Pocket, $7.99, ISBN 1-4165-0546-6
Historical Romance, 2006 (Reissue)
It seems like a rule, doesn’t it, that the more successful an author is, the more her books seem to be increasingly written by her fourteen-year old ghostwriter niece who has visited her during the school holidays? That will explain the tidal wave of illogicalities and implausibilities that plague Marriage Most Scandalous.
The hero Sebastian Townsend ends up sleeping with the wife of his buddy Giles, which results in a duel that sees Sebastian, er, accidentally (really) putting a bullet right through Giles’s heart. Sebastian, guilt-stricken over killing Giles, is soon disowned by his father. So what does our hero do? Become a mercenary under the name Henry Raven so that he can continue going around doing things that will make him feel even more miserable? I suppose it is too much to expect him to realize that his inability to keep his pants on and his Pavlovian tendency to boink any woman in sight are the cause of his situation, much less hope that he will join a monastery and start composing chorale pieces.

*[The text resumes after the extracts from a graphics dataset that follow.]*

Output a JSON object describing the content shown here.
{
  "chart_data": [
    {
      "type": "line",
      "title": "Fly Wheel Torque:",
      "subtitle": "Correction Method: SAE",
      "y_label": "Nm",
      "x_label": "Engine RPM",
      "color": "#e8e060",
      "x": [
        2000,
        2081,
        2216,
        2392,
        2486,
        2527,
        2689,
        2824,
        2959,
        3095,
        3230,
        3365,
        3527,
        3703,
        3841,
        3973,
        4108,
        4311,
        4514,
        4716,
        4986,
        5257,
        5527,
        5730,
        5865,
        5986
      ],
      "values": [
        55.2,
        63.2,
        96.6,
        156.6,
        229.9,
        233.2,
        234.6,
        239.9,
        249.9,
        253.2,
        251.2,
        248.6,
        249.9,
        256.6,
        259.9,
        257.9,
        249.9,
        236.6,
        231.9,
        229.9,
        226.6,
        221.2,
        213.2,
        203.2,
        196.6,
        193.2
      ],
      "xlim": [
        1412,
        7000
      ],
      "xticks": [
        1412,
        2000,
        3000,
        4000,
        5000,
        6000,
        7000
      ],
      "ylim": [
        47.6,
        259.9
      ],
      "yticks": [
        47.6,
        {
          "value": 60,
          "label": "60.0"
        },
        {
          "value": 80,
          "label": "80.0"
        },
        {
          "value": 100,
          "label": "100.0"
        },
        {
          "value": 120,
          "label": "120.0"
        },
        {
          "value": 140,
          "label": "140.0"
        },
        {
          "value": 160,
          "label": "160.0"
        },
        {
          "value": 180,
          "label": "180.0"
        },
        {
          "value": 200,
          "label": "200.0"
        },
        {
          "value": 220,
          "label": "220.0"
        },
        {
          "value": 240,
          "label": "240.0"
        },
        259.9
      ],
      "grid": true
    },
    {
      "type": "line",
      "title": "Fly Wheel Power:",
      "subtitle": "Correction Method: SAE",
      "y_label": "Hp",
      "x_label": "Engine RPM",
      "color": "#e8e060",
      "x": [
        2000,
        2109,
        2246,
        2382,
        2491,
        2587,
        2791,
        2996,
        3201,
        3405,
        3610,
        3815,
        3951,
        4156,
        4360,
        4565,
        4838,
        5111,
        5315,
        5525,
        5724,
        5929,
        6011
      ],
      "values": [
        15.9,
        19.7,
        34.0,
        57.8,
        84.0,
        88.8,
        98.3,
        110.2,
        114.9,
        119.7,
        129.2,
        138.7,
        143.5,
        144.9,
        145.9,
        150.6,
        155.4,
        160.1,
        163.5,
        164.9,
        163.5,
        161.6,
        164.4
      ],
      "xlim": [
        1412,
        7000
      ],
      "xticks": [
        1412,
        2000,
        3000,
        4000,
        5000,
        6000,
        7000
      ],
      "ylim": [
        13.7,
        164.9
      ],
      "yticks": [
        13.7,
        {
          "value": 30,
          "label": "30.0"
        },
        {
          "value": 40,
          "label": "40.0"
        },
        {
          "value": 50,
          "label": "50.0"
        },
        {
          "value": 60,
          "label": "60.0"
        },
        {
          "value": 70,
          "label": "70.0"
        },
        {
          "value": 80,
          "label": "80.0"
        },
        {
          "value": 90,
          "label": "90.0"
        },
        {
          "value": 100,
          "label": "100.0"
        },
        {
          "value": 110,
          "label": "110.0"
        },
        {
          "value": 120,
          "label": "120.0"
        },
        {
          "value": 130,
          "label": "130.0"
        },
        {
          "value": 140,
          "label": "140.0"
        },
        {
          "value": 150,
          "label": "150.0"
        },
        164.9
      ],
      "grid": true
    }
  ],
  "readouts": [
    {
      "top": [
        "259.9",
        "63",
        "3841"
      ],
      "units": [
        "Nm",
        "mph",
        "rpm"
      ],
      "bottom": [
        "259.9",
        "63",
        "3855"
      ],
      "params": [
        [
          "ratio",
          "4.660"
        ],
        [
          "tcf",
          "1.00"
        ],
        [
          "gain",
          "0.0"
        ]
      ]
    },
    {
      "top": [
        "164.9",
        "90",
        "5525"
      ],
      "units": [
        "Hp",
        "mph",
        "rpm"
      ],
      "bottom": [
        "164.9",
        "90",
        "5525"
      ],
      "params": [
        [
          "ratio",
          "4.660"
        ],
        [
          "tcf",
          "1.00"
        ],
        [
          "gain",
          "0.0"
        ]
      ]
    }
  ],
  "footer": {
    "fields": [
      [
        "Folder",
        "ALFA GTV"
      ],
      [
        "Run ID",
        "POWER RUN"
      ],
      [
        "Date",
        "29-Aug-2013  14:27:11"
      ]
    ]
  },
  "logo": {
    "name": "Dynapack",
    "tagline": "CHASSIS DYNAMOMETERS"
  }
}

Cut to eleven years later. Sebastian’s own father is soon being plagued by mysterious “accidents”, causing the neighbor’s daughter, Margaret Landor, who is on what seems like a perpetual shopping trip in Europe, to seek out the Raven to get this Raven to help her locate the estranged son of the Earl. Margaret suspects that Sebastian’s younger brother Denton and Denton’s wife may be behind these “accidents” since those two would love to get their hands on the family fortune. She soon learns that the Raven and the estranged son are one and the same and agrees to Sebastian’s outrageous fee of a hundred thousand pounds to get him to look into the case. Sebastian just wants to scare that silly woman off with his outrageous demands, but he is attracted to Margaret, which complicates matter. How convenient for him that they both decide that the best way to infiltrate the Townsend household is for the two of them to pose as a married couple.
Nothing makes sense in this story. Why is Margaret so willing to compromise herself in a fake marriage and all just to help a mere neighbor? And really, do those two nitwits really need to pose as a married couple in the first place? I don’t want to go into spoilers, but the suspense external subplot has a “revelation” that will only muddle the story even more. Even the relationship between Sebastian and Margaret doesn’t make much sense. Apart from the fact that she has a little girl crush on Sebastian more than a decade ago, there is nothing to explain Margaret’s attraction to a boor like Sebastian, unless I’m to view Margaret as that stupid prepubescent girl who has never grown up. The attraction on Sebastian’s part seems entirely due to his Pavlovian tendency to wag the dog at any female in sight – his first love scene with Margaret is not at all romantic, as she says no and he just rams right in anyway because he knows she really means yes.
I’m not bothered by the historical inaccuracies here as much as some readers. I am however annoyed by how Margaret and Sebastian are behaving like bickering children when they are assuming that the other doesn’t love them. Oh, they must never show the other person their true feelings even as they try to drive the other person away for their own good! This is exactly the contrived plot development that I never liked and never will, because it’s clear that the author is just doing things in her story to set up conflict without caring about continuity and plausibility. Furthermore, nothing about Margaret and Sebastian make much sense when it comes to their motivations, actions, and thought patterns, so really, do we need to have them behave as irritating as possible in the same time?
I suppose I have to mention something nice about this book. Well, the author has a nice fluid way to telling a story – as usual – so in a way, reading this book is like listening to a rambling but beloved grandmother telling a bedtime story. It’s clear that grandma is making things up as she goes along, however, so it’s up to the reader whether she wants to be amused or not with the story.